Tuesday, March 17, 2009

Oregon Unemployment Doubles in a Year; Democratic Governor Not Surprised

Cross posted at The Next Right

Oregon unemployment figures are the worst in more than two decades. Oregon's unemployment rate has doubled since January, 2008, and increased a whole percentage point in the last month.

  • 10.8% - February, 2009 unemployment
  • 9.8% - January, 2009 unemployment (adjusted)
  • 5.3% - January, 2008 unemployment

Only two employment sectors saw gains in February:

  • government (adding 6,200 jobs)
  • private educational and health services (adding 6,700 jobs)

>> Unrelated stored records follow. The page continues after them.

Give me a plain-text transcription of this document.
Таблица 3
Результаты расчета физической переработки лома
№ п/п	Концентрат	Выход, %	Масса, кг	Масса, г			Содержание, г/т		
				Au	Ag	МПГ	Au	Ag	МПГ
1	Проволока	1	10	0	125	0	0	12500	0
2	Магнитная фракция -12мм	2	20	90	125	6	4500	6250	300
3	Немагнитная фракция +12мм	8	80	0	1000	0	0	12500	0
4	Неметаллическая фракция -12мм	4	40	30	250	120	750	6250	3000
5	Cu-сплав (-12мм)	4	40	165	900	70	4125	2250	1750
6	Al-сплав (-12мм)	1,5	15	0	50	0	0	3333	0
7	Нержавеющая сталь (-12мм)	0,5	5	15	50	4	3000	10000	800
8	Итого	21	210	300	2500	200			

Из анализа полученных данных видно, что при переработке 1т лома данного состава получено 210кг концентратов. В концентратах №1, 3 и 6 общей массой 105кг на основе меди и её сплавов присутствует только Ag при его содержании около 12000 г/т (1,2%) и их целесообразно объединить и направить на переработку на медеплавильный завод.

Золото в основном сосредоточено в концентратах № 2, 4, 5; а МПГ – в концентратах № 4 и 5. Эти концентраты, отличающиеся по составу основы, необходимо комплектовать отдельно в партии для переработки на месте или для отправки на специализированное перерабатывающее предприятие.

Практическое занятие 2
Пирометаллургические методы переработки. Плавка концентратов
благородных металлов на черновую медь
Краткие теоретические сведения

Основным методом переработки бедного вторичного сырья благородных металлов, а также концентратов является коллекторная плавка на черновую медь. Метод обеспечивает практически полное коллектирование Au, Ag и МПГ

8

Democratic Governor Ted Kulongoski was not surprised by the steep upward spiral, and did not present a plan of action for bringing the rate down. He saw it as an economic trend that could last through summer.
“Gov. Ted Kulongoski said he wasn't surprised by the double-digit jobless rate. Monday's numbers signal that the state's revenues will continue to decline into the 2009-2011 budget, he said.

“‘We're in a very steep decline,’ Kulongoski said. ‘Economists tell us this is a trend that may last until the middle of this year.’”

However, University of Oregon economist Tim Duy was staggered by the increase.
“To Tim Duy, a University of Oregon economist, that rate is staggering, having soared from 5.9 percent in June. But Duy finds the 21,700 jobs lost in February particularly dire.

“Duy's pessimistic projection had anticipated losses of 10,000 a month for five months. But Oregon lost more than twice that last month -- on top of 13,000, as revised, in January.

“‘What that suggests to me is the state's budget forecast is not going to work,’ Duy said. ‘My main problem is I barely see any light in the tunnel.’”

Both Governor Kulongoski and economist Duy expressed concern over the impact of the high jobless rate on the collapsing state budget. Neither mentioned the impact on the unemployed (or the downsizing or closing of businesseses that employed them).

The Oregonian didn’t think to ask Kulongoski about plans to reverse the downward trend or the human impact of high unemployment even though reporter Richard Read’s story highlights the plight of a senior citizen who almost lost her home.